L'atelier des prédicateurs



QUELQUES PRINCIPES D'EXÉGÈSE HOMILÉTIQUE Avant Propos

Modestement, ces quelques étapes. Le conseil est de les pratiquer en début de parcours, avant d'acquérir l'expérience qui permettra, non pas d'en sauter une ou deux, mais d'en franchir certaines simultanément.

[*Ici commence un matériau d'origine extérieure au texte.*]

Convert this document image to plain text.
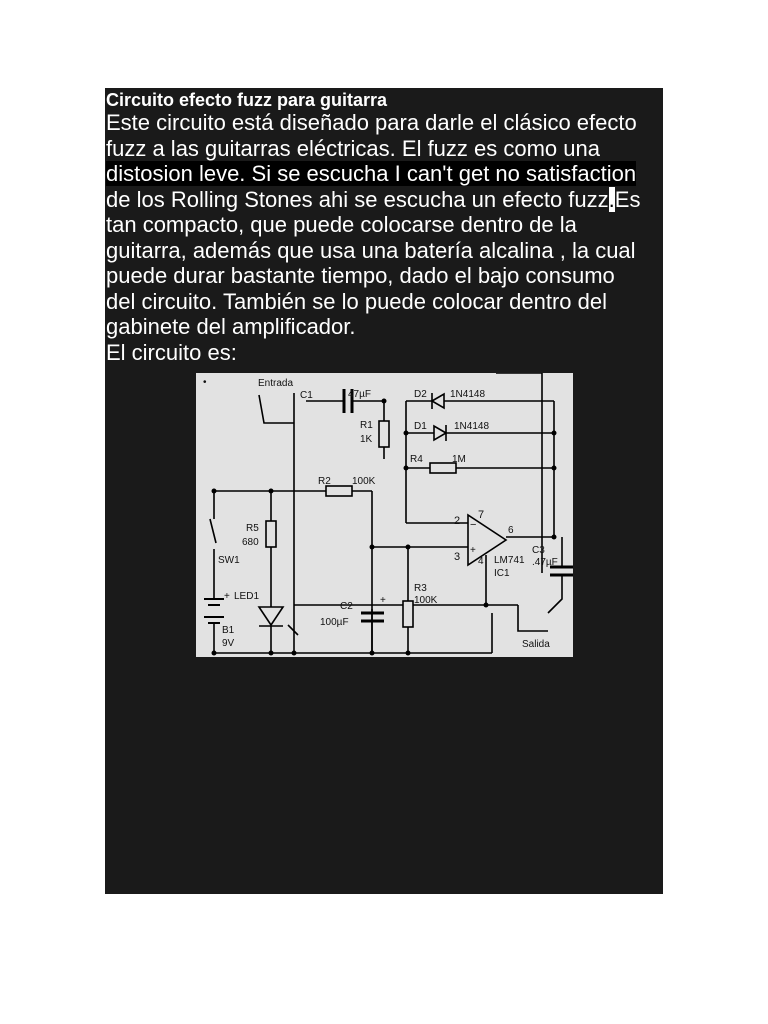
Circuito efecto fuzz para guitarra

Este circuito está diseñado para darle el clásico efecto
fuzz a las guitarras eléctricas. El fuzz es como una
distosion leve. Si se escucha I can't get no satisfaction
de los Rolling Stones ahi se escucha un efecto fuzz.Es
tan compacto, que puede colocarse dentro de la
guitarra, además que usa una batería alcalina , la cual
puede durar bastante tiempo, dado el bajo consumo
del circuito. También se lo puede colocar dentro del
gabinete del amplificador.

El circuito es:

•	Entrada
C1	47µF	D2 1N4148
D1	1N4148
R1
1K
R4	1M
R2 100K
R5
680
SW1
+ LED1
B1
9V
C2
100µF
+
R3
100K
2
3
7
4
6
−
+
LM741
IC1
C3
.47µF
Salida
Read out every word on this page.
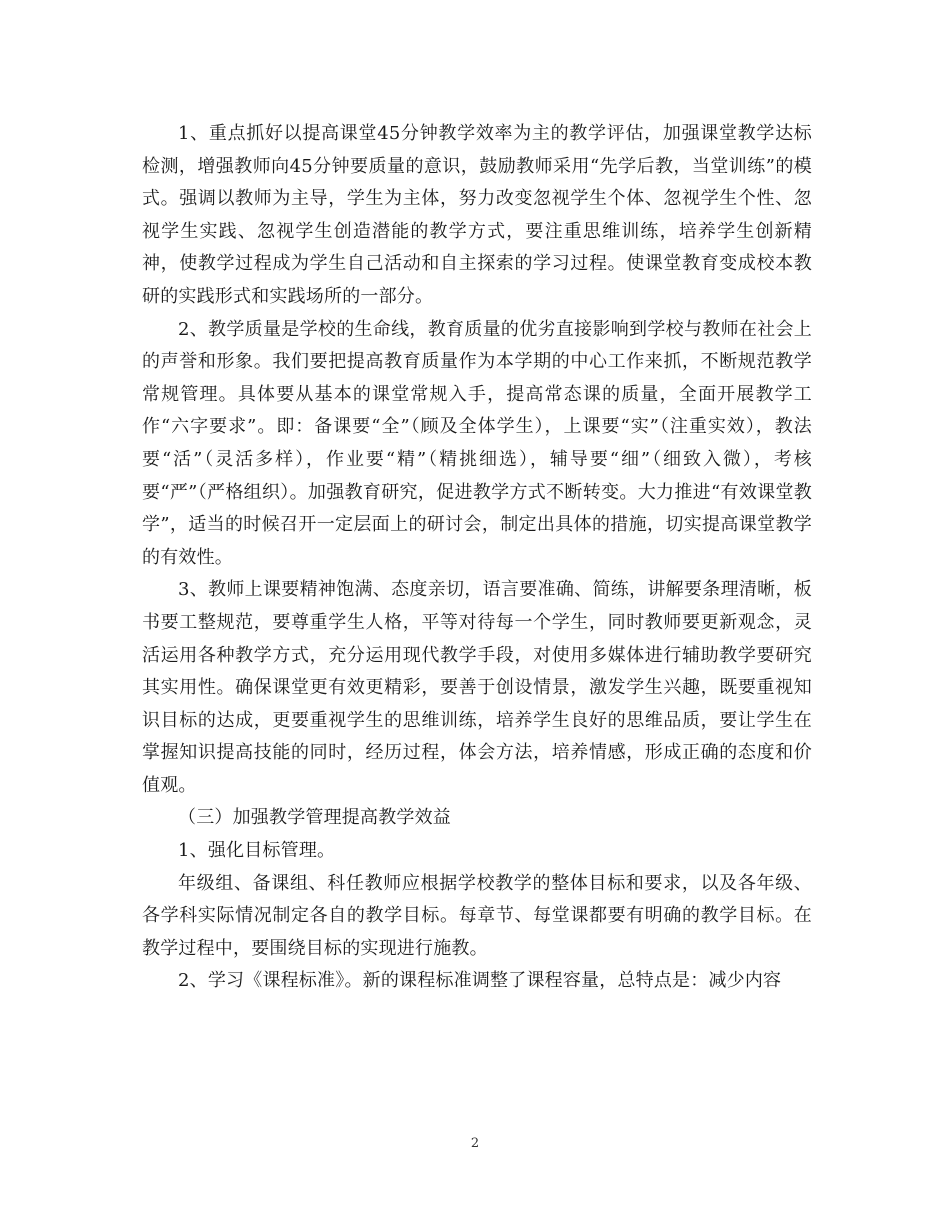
1、重点抓好以提高课堂45分钟教学效率为主的教学评估，加强课堂教学达标检测，增强教师向45分钟要质量的意识，鼓励教师采用“先学后教，当堂训练”的模式。强调以教师为主导，学生为主体，努力改变忽视学生个体、忽视学生个性、忽视学生实践、忽视学生创造潜能的教学方式，要注重思维训练，培养学生创新精神，使教学过程成为学生自己活动和自主探索的学习过程。使课堂教育变成校本教研的实践形式和实践场所的一部分。

2、教学质量是学校的生命线，教育质量的优劣直接影响到学校与教师在社会上的声誉和形象。我们要把提高教育质量作为本学期的中心工作来抓，不断规范教学常规管理。具体要从基本的课堂常规入手，提高常态课的质量，全面开展教学工作“六字要求”。即：备课要“全”（顾及全体学生），上课要“实”（注重实效），教法要“活”（灵活多样），作业要“精”（精挑细选），辅导要“细”（细致入微），考核要“严”（严格组织）。加强教育研究，促进教学方式不断转变。大力推进“有效课堂教学”，适当的时候召开一定层面上的研讨会，制定出具体的措施，切实提高课堂教学的有效性。

3、教师上课要精神饱满、态度亲切，语言要准确、简练，讲解要条理清晰，板书要工整规范，要尊重学生人格，平等对待每一个学生，同时教师要更新观念，灵活运用各种教学方式，充分运用现代教学手段，对使用多媒体进行辅助教学要研究其实用性。确保课堂更有效更精彩，要善于创设情景，激发学生兴趣，既要重视知识目标的达成，更要重视学生的思维训练，培养学生良好的思维品质，要让学生在掌握知识提高技能的同时，经历过程，体会方法，培养情感，形成正确的态度和价值观。

（三）加强教学管理提高教学效益

1、强化目标管理。

年级组、备课组、科任教师应根据学校教学的整体目标和要求，以及各年级、各学科实际情况制定各自的教学目标。每章节、每堂课都要有明确的教学目标。在教学过程中，要围绕目标的实现进行施教。

2、学习《课程标准》。新的课程标准调整了课程容量，总特点是：减少内容

2
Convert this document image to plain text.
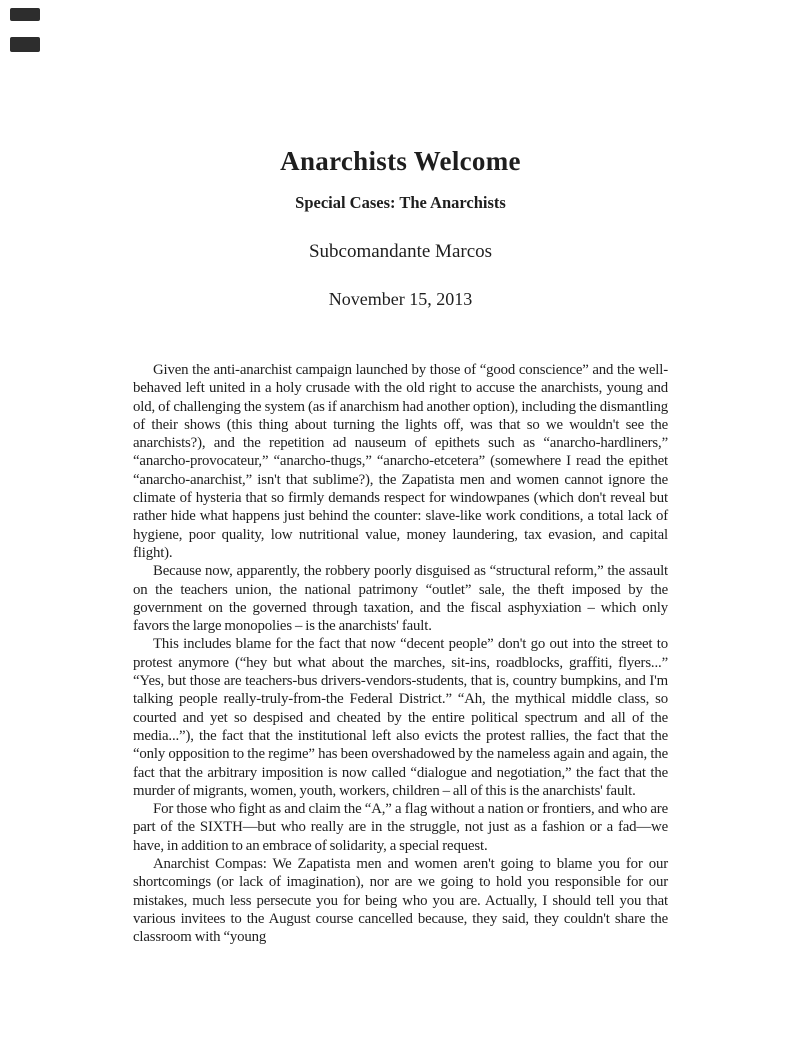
Anarchists Welcome
Special Cases: The Anarchists
Subcomandante Marcos
November 15, 2013

Given the anti-anarchist campaign launched by those of “good conscience” and the well-behaved left united in a holy crusade with the old right to accuse the anarchists, young and old, of challenging the system (as if anarchism had another option), including the dismantling of their shows (this thing about turning the lights off, was that so we wouldn't see the anarchists?), and the repetition ad nauseum of epithets such as “anarcho-hardliners,” “anarcho-provocateur,” “anarcho-thugs,” “anarcho-etcetera” (somewhere I read the epithet “anarcho-anarchist,” isn't that sublime?), the Zapatista men and women cannot ignore the climate of hysteria that so firmly demands respect for windowpanes (which don't reveal but rather hide what happens just behind the counter: slave-like work conditions, a total lack of hygiene, poor quality, low nutritional value, money laundering, tax evasion, and capital flight).

Because now, apparently, the robbery poorly disguised as “structural reform,” the assault on the teachers union, the national patrimony “outlet” sale, the theft imposed by the government on the governed through taxation, and the fiscal asphyxiation – which only favors the large monopolies – is the anarchists' fault.

This includes blame for the fact that now “decent people” don't go out into the street to protest anymore (“hey but what about the marches, sit-ins, roadblocks, graffiti, flyers...” “Yes, but those are teachers-bus drivers-vendors-students, that is, country bumpkins, and I'm talking people really-truly-from-the Federal District.” “Ah, the mythical middle class, so courted and yet so despised and cheated by the entire political spectrum and all of the media...”), the fact that the institutional left also evicts the protest rallies, the fact that the “only opposition to the regime” has been overshadowed by the nameless again and again, the fact that the arbitrary imposition is now called “dialogue and negotiation,” the fact that the murder of migrants, women, youth, workers, children – all of this is the anarchists' fault.

For those who fight as and claim the “A,” a flag without a nation or frontiers, and who are part of the SIXTH—but who really are in the struggle, not just as a fashion or a fad—we have, in addition to an embrace of solidarity, a special request.

Anarchist Compas: We Zapatista men and women aren't going to blame you for our shortcomings (or lack of imagination), nor are we going to hold you responsible for our mistakes, much less persecute you for being who you are. Actually, I should tell you that various invitees to the August course cancelled because, they said, they couldn't share the classroom with “young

D'abord, veuillez trouver ces trois étymologies qui font rêver:

Homélie

ὁμιλία, homilía (« réunion, assemblée ») dérivé de la racine *homou (« ensemble »). Celui ou celle qui "fait" l'homélie, "fait" l'assemblée. C'est la même dérive de sens que dans l'hébreu Qohéleth, qui est un nom féminin, désignant encore une fois celle (ou celui) qui crée l'assemblée par sa parole. N'oublions pas que celui ou celle ci est aussi aussi produit de l'assemblée. Cela illustre donc la nécessité quasiment naturelle pour son renouvellement de extériorisation d'un de ses membres par une assemblée l'ayant désigné pour être écouté.

Prédication

Là, cela vient du latin, et c'est exactement la même origine que "prédiction" ( prae-dicare : dire en avant, devant, mais aussi avant).Ne serait ce que pour rappeler que le prédicateur, avant d'être rationnel, convenu et répétiteur, est aussi issu de la lignée des pro-phètes (là aussi, cela veut dire "celui ou celle qui parle avant, devant, en avance").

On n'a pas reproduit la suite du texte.